How to use GPU to run the modes, like to set "-ngl N, -- n-Gpu-layers N" in the llama.cpp project?

Question

How to use GPU to run the modes, like to set "-ngl N, -- n-Gpu-layers N" in the llama.cpp project?

vo1d07 opened this issue 2 years ago · 2 comments

Here's what I've tried in my project:

ModelParameters modelParams = new ModelParameters
                .Builder()
                .setNGpuLayers(nGpuLayers)
                .build();

'nGpuLayers' is a integer which is the same value as when I used in llama.cpp project. However I found in the task manager that the GPU seems to not work at all when the model is running, may I ask why and thank you!

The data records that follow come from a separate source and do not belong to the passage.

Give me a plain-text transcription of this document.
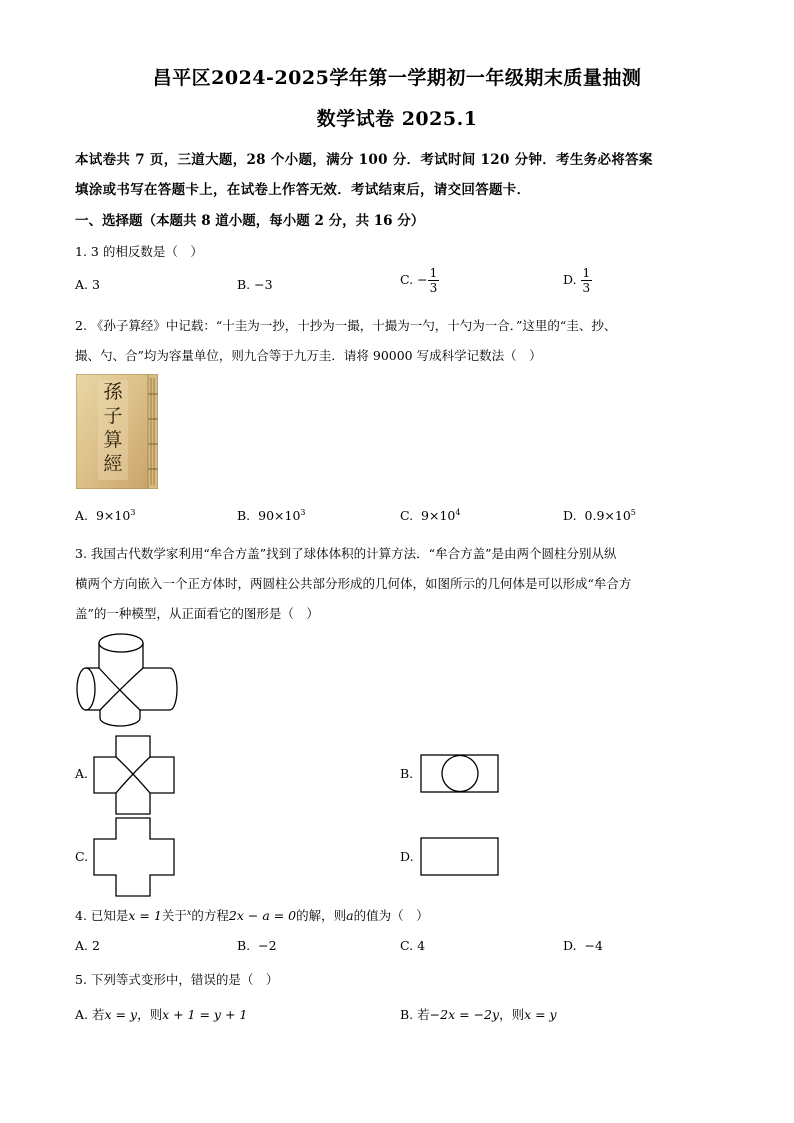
昌平区2024-2025学年第一学期初一年级期末质量抽测
数学试卷 2025.1
本试卷共 7 页，三道大题，28 个小题，满分 100 分．考试时间 120 分钟．考生务必将答案
填涂或书写在答题卡上，在试卷上作答无效．考试结束后，请交回答题卡．
一、选择题（本题共 8 道小题，每小题 2 分，共 16 分）
1. 3 的相反数是（　）
A. 3	B. −3	C. − $\frac{1}{3}$	D. $\frac{1}{3}$
2. 《孙子算经》中记载：“十圭为一抄，十抄为一撮，十撮为一勺，十勺为一合．”这里的“圭、抄、
撮、勺、合”均为容量单位，则九合等于九万圭．请将 90000 写成科学记数法（　）
孫子算經
A. $9\times 10^3$	B. $90\times 10^3$	C. $9\times 10^4$	D. $0.9\times 10^5$
3. 我国古代数学家利用“牟合方盖”找到了球体体积的计算方法．“牟合方盖”是由两个圆柱分别从纵
横两个方向嵌入一个正方体时，两圆柱公共部分形成的几何体，如图所示的几何体是可以形成“牟合方
盖”的一种模型，从正面看它的图形是（　）
A.	B.
C.	D.
4. 已知是x = 1关于$^x$的方程2x − a = 0的解，则a的值为（　）
A. 2	B. −2	C. 4	D. −4
5. 下列等式变形中，错误的是（　）
A. 若x = y，则x + 1 = y + 1	B. 若−2x = −2y，则x = y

Answer 1 · 2023-12-08T10:05:56.000Z

Hi, you are probably using the pre-compiled llama.cpp library of this repository. We currently only provide support for CPU inference since there are too many ways to compile the library. For GPU support, you have to compile the library yourself. Please refer to https://github.com/kherud/java-llama.cpp#setup-required

Answer 2 · 2023-12-09T03:57:48.000Z

Hi, you are probably using the pre-compiled llama.cpp library of this repository. We currently only provide support for CPU inference since there are too many ways to compile the library. For GPU support, you have to compile the library yourself. Please refer to https://github.com/kherud/java-llama.cpp#setup-required

Thank you so much!